Evan ChanHelena Edelson

Fast and Simplified Streaming, Ad-Hoc and Batch Analytics with FiloDB and Spark Streaming

Date: This event took place live on March 16 2016

Presented by: Evan Chan, Helena Edelson

Duration: Approximately 60 minutes.

Questions? Please send email to

Description:

Hosted By: Ben Lorica

Companies today need a combination of streaming, batch, and ad-hoc analytics to extract the most meaning from their data sets. In order to have immediate insight into your data, low latency response times to new events are required, which often means querying recent and historical data to compute trends and predictions. The rise of Apache Spark, along with distributed messaging systems that support streaming, such as Kafka, has enabled and simplified this process. Yet, organizations still build dual streaming and batch pipelines (such as the Lambda architecture) with a multitude of technologies (for example, Hadoop) that need to be supported and financed in terms of staff and storage.

FiloDB is a new open-source high performance analytical database designed for modern streaming workloads as well as fast batch and ad-hoc analysis. In this webcast, we will demonstrate some use cases of FiloDB that have enabled flexible ad-hoc analytics for a new generation of real-time Spark and Spark Streaming applications, while also simplifying the stack.

In this webcast, we will also review:

  • Modern streaming and batch/ad-hoc architectures
  • Precise and scalable streaming ingestion using Apache Kafka, Akka, Spark Streaming, Cassandra, and FiloDB
  • How a unified streaming + batch stack can lower your TCO
  • Using Cassandra to answer roll ups and web-speed queries
  • What FiloDB is and how it enables fast analytics with competitive storage cost
  • Data Warehousing with Spark, Cassandra, and FiloDB
  • Time series / event data / geospatial examples, including smart cities
  • Machine learning using Spark MLLib—without the need to export to HDFS
  • Combining streaming and historical data analysis, including efficient longer-time window analysis

About Evan Chan

Evan loves to design, build, and improve bleeding edge distributed data and backend systems using the latest in open source technologies. He is the creator of the FiloDB open-source distributed analytical OLAP database, as well as the Spark Job Server. He has led the design and implementation of multiple big data platforms based on Storm, Spark, Kafka, Cassandra, and Scala/Akka, including a columnar real-time distributed query engine. He is an active contributor to the Apache Spark project, and a Datastax Cassandra MVP. He has built Spark applications since Spark 0.8, and Cassandra applications since 0.6. He is a big believer in GitHub, open source, and meetups, and has given talks at various conferences including Spark Summit, Cassandra Summit, FOSS4G, and Scala Days.

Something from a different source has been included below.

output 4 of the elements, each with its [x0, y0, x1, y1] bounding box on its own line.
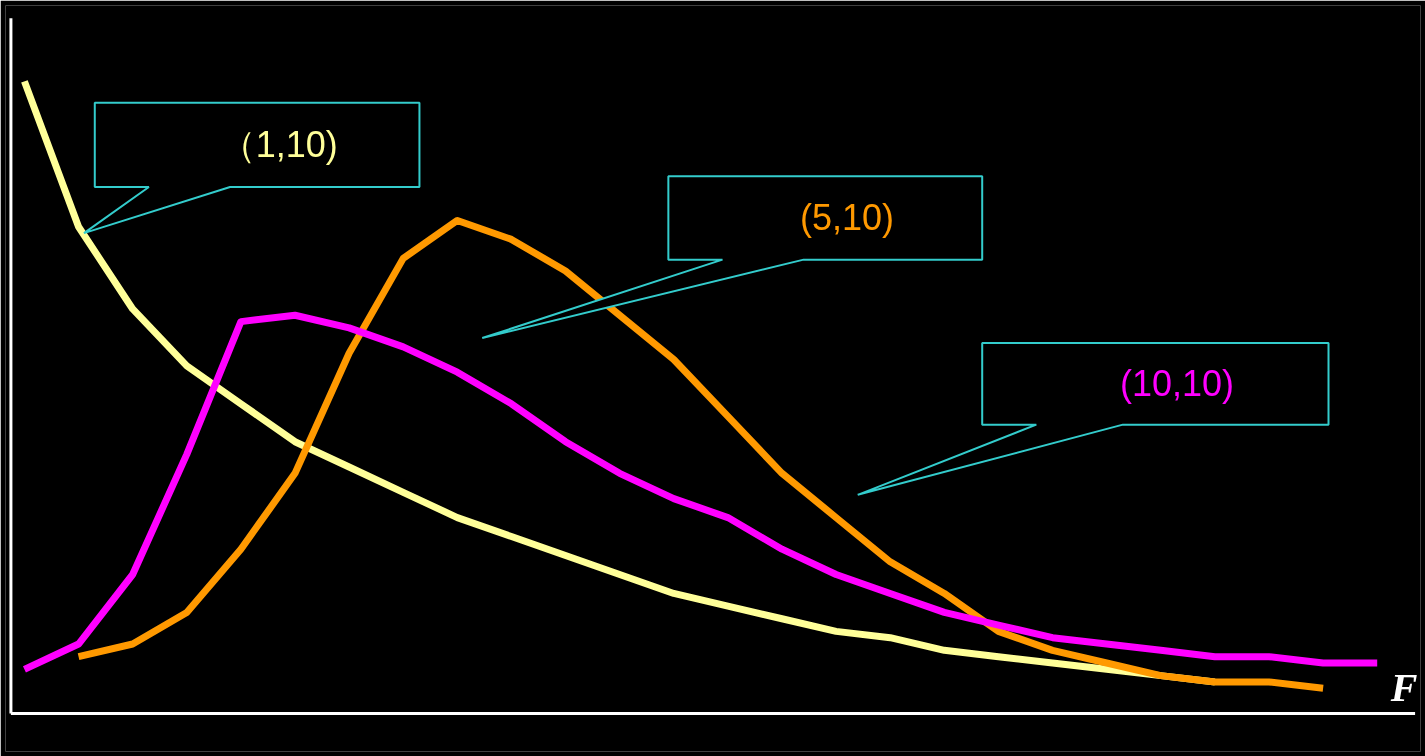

Evan has a Bachelor’s degree and a Master's of Electrical Engineering degree, with distinction, from Stanford University. He is currently a distinguished engineer at Tuplejump.

Twitter: @evanfchan

About Helena Edelson

Helena has been a Software Engineer for over 15 years. After a decade in distributed messaging engineering she moved exclusively to working with Scala, first for cloud infrastructure automation, then big data, all for large scale distributed systems. As a Senior Cloud Engineer she was on the first Scala team at VMware building multi-tenant cloud automation systems, then in big data architecting, building and deploying streaming and batch analytics pipelines for Cyber Security for real time threat analysis. Most recently she has worked on streaming analytics and machine learning at scale with Kafka, Apache Spark, FiloDB, Cassandra, and Akka.

Helena is a committer to several open source projects including the Spark Cassandra Connector and a contributor to Akka (new features in Akka Cluster). While working at SpringSource she was a contributor to Spring Integration and Spring AMQP. She is a speaker at international Big Data and Scala conferences such as Spark Summit (Europe and the US), Strata NY, Strata San Jose, QCon SF, Scala Days (Europe and the US), Scala World, Data Days, and Philly Emerging Technology. She is currently VP of Product Engineering at Tuplejump.

Twitter: @helenaedelson

About Ben Lorica, Chief Data Scientist — O'Reilly Media

Ben Lorica is the Chief Data Scientist and Director of Content Strategy for Data at O'Reilly Media, Inc. He has applied Business Intelligence, Data Mining, Machine Learning and Statistical Analysis in a variety of settings including Direct Marketing, Consumer and Market Research, Targeted Advertising, Text Mining, and Financial Engineering. His background includes stints with an investment management company, internet startups, and financial services.